更に幕府は同年12月には斉彬に「軍船並蒸気船製造致し不苦候(軍船や蒸気船を製造しても良い)」という許可を与えます。この辺りは斉彬が阿部正弘辺りに嘉永元年にオランダ人フェルダムの蒸気機関に関する技術書を翻訳させた上に、のこのこ琉球に上陸して来たジョン万次郎からも造り方聞いて蒸気船とか作れそうだけど幕府に気兼ねすると作れなくて辛いわ~、野蛮な毛唐共から日本を守りたいわ~的な事を言って出させたのではないかと想像します。
そんなこんなで幕府から軍艦と蒸気船の製造許可を得た斉彬は早速大船12艘と蒸気船3艘の製造計画を立案。ついでに幕府から大船2、3艘の建造費を出すので提供を受けたいと言わせて売り上げ見込みを立てる強か振りです。そして今まで作っていた琉球大砲船を西洋型船舶の建造に切り替えて安政元年3月に日本初の西洋型帆船製造と言われる「以呂波丸」を竣工、次いで全長27メートル幅約7メートルで3本のマストの軍艦「昇平丸」を竣工。
それらと並行して蒸気船の開発も進め嘉永4年か ら研究を重ね斉彬が江戸に参勤交代で向かう安政元年1月には15馬力の長さ約21メートルの蒸気機関の建造を指示して薩摩を出発。翌年の安政2年5月1日に進水式に漕ぎ着けて失敗。蒸気機関は日本には未だ早かったと思いきや江戸の田町屋敷でも蒸気機関の製造プロジェクトを別に走らせており、こちらは安政2年7月3日に完成したものを公開して見た人達を驚かせます。同年8月23日に蒸気機関を越通船に取り付け試運転したところ好評を得たので雲行丸と名付けます。名前の由来は乗った人間が衝撃の余りにう○こを漏らしたことから由来する訳がなく、恐らくまるで雲の上を行くようであったとか、まぁそんな理由で決まったのでしょう。
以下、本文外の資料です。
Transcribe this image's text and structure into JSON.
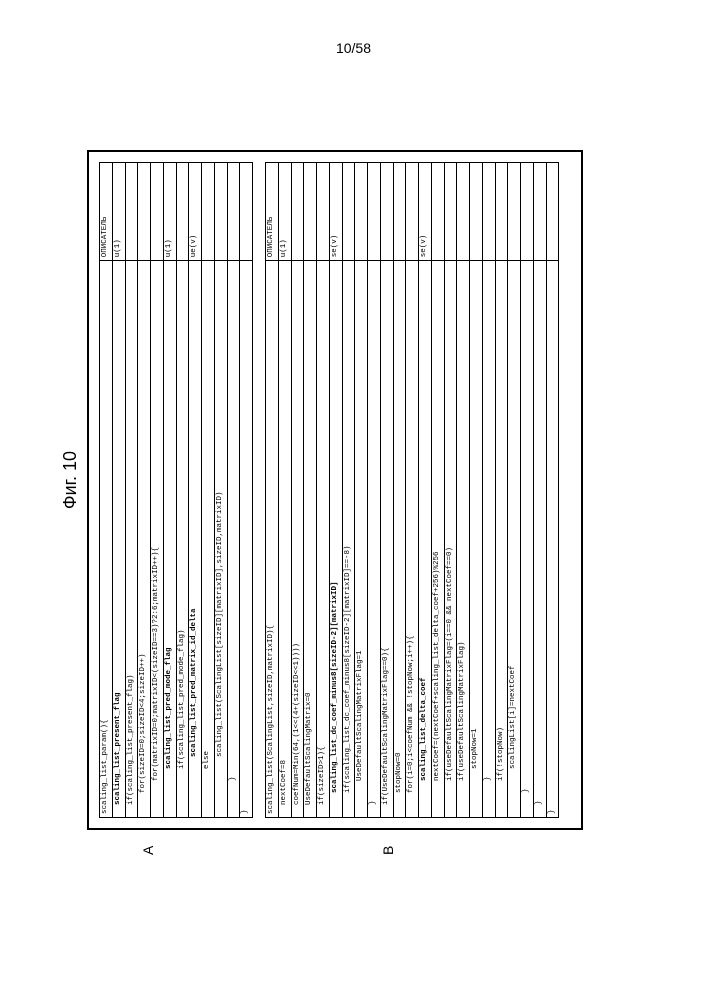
{
  "page_number": "10/58",
  "figure_title": "Фиг. 10",
  "section_a_label": "A",
  "section_b_label": "B",
  "descriptor_header": "ОПИСАТЕЛЬ",
  "table_a": {
    "rows": [
      {
        "code": "scaling_list_param(){",
        "indent": 0,
        "desc": "",
        "bold": false
      },
      {
        "code": "scaling_list_present_flag",
        "indent": 1,
        "desc": "u(1)",
        "bold": true
      },
      {
        "code": "if(scaling_list_present_flag)",
        "indent": 1,
        "desc": "",
        "bold": false
      },
      {
        "code": "for(sizeID=0;sizeID<4;sizeID++)",
        "indent": 2,
        "desc": "",
        "bold": false
      },
      {
        "code": "for(matrixID=0;matrixID<(sizeID==3)?2:6;matrixID++){",
        "indent": 3,
        "desc": "",
        "bold": false
      },
      {
        "code": "scaling_list_pred_mode_flag",
        "indent": 4,
        "desc": "u(1)",
        "bold": true
      },
      {
        "code": "if(scaling_list_pred_mode_flag)",
        "indent": 4,
        "desc": "",
        "bold": false
      },
      {
        "code": "scaling_list_pred_matrix_id_delta",
        "indent": 5,
        "desc": "ue(v)",
        "bold": true
      },
      {
        "code": "else",
        "indent": 4,
        "desc": "",
        "bold": false
      },
      {
        "code": "scaling_list(ScalingList[sizeID][matrixID],sizeID,matrixID)",
        "indent": 5,
        "desc": "",
        "bold": false
      },
      {
        "code": "}",
        "indent": 3,
        "desc": "",
        "bold": false
      },
      {
        "code": "}",
        "indent": 0,
        "desc": "",
        "bold": false
      }
    ]
  },
  "table_b": {
    "rows": [
      {
        "code": "scaling_list(ScalingList,sizeID,matrixID){",
        "indent": 0,
        "desc": "",
        "bold": false
      },
      {
        "code": "nextCoef=8",
        "indent": 1,
        "desc": "u(1)",
        "bold": false
      },
      {
        "code": "coefNum=Min(64,(1<<(4+(sizeID<<1))))",
        "indent": 1,
        "desc": "",
        "bold": false
      },
      {
        "code": "UseDefaultScalingMatrix=0",
        "indent": 1,
        "desc": "",
        "bold": false
      },
      {
        "code": "if(sizeID>1){",
        "indent": 1,
        "desc": "",
        "bold": false
      },
      {
        "code": "scaling_list_dc_coef_minus8[sizeID-2][matrixID]",
        "indent": 2,
        "desc": "se(v)",
        "bold": true
      },
      {
        "code": "if(scaling_list_dc_coef_minus8[sizeID-2][matrixID]==-8)",
        "indent": 2,
        "desc": "",
        "bold": false
      },
      {
        "code": "UseDefaultScalingMatrixFlag=1",
        "indent": 3,
        "desc": "",
        "bold": false
      },
      {
        "code": "}",
        "indent": 1,
        "desc": "",
        "bold": false
      },
      {
        "code": "if(UseDefaultScalingMatrixFlag==0){",
        "indent": 1,
        "desc": "",
        "bold": false
      },
      {
        "code": "stopNow=0",
        "indent": 2,
        "desc": "",
        "bold": false
      },
      {
        "code": "for(i=0;i<coefNum && !stopNow;i++){",
        "indent": 2,
        "desc": "",
        "bold": false
      },
      {
        "code": "scaling_list_delta_coef",
        "indent": 3,
        "desc": "se(v)",
        "bold": true
      },
      {
        "code": "nextCoef=(nextCoef+scaling_list_delta_coef+256)%256",
        "indent": 3,
        "desc": "",
        "bold": false
      },
      {
        "code": "if(useDefaultScalingMatrixFlag=(i==0 && nextCoef==0)",
        "indent": 3,
        "desc": "",
        "bold": false
      },
      {
        "code": "if(useDefaultScalingMatrixFlag)",
        "indent": 3,
        "desc": "",
        "bold": false
      },
      {
        "code": "stopNow=1",
        "indent": 4,
        "desc": "",
        "bold": false
      },
      {
        "code": "}",
        "indent": 3,
        "desc": "",
        "bold": false
      },
      {
        "code": "if(!stopNow)",
        "indent": 3,
        "desc": "",
        "bold": false
      },
      {
        "code": "scalingList[i]=nextCoef",
        "indent": 4,
        "desc": "",
        "bold": false
      },
      {
        "code": "}",
        "indent": 2,
        "desc": "",
        "bold": false
      },
      {
        "code": "}",
        "indent": 1,
        "desc": "",
        "bold": false
      },
      {
        "code": "}",
        "indent": 0,
        "desc": "",
        "bold": false
      }
    ]
  }
}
斉彬が生きている間に大船12船の製造計画のなかで実際に竣工されたのは他に御用船として「鳳瑞丸」「大元丸」薩摩藩で使用する為の「万年丸」「承天丸」の4艘だけでした。他に斉彬は洋学者の石川確太郎に命じてイギリスの海軍制度を調べさせていた点から考えると同じ島国であり国土の広さも比較的近いことからイギリスをモデルとした海軍の整備を想定していたのではないかと想像します。

今回、書いていて斉彬が幕府に対して海外からの驚異を伝えると共にその対応を迫る姿が目に浮かびました。薩摩藩は海外から見ると日本の玄関口とも言える立地にある琉球を抱えていたため早くから欧米諸国からの驚異に曝されていました。そしてペリー来航によって自由自在に動く軍艦、つまりは蒸気機関を見せられたことによって日本が文字通り右や左の大騒ぎとなっていた中で斉彬はこれを作ろうとしていました。しかも斉彬はペリー来航の翌年には西洋型の大型帆船を造船して蒸気機関を動かし他にも水雷や地雷の実験を成功させていたというのは、やはり驚愕に値するように思います。
斉彬は技術の重要性を認識して、それを導入する為に実際に決断して実行出来る数少ない人物でした。更に藩主という研究に携わる人的リソースの割り振りを決める事の出来る人物となると更に数は少なくなります。齢50で斉彬は世を去りますが、せめてもう数年でも長く生きていれば幕末維新の景色は全く違うものとなっていたのではないかと思えてならず、そこに歴史の非情さを感じずにはいられません。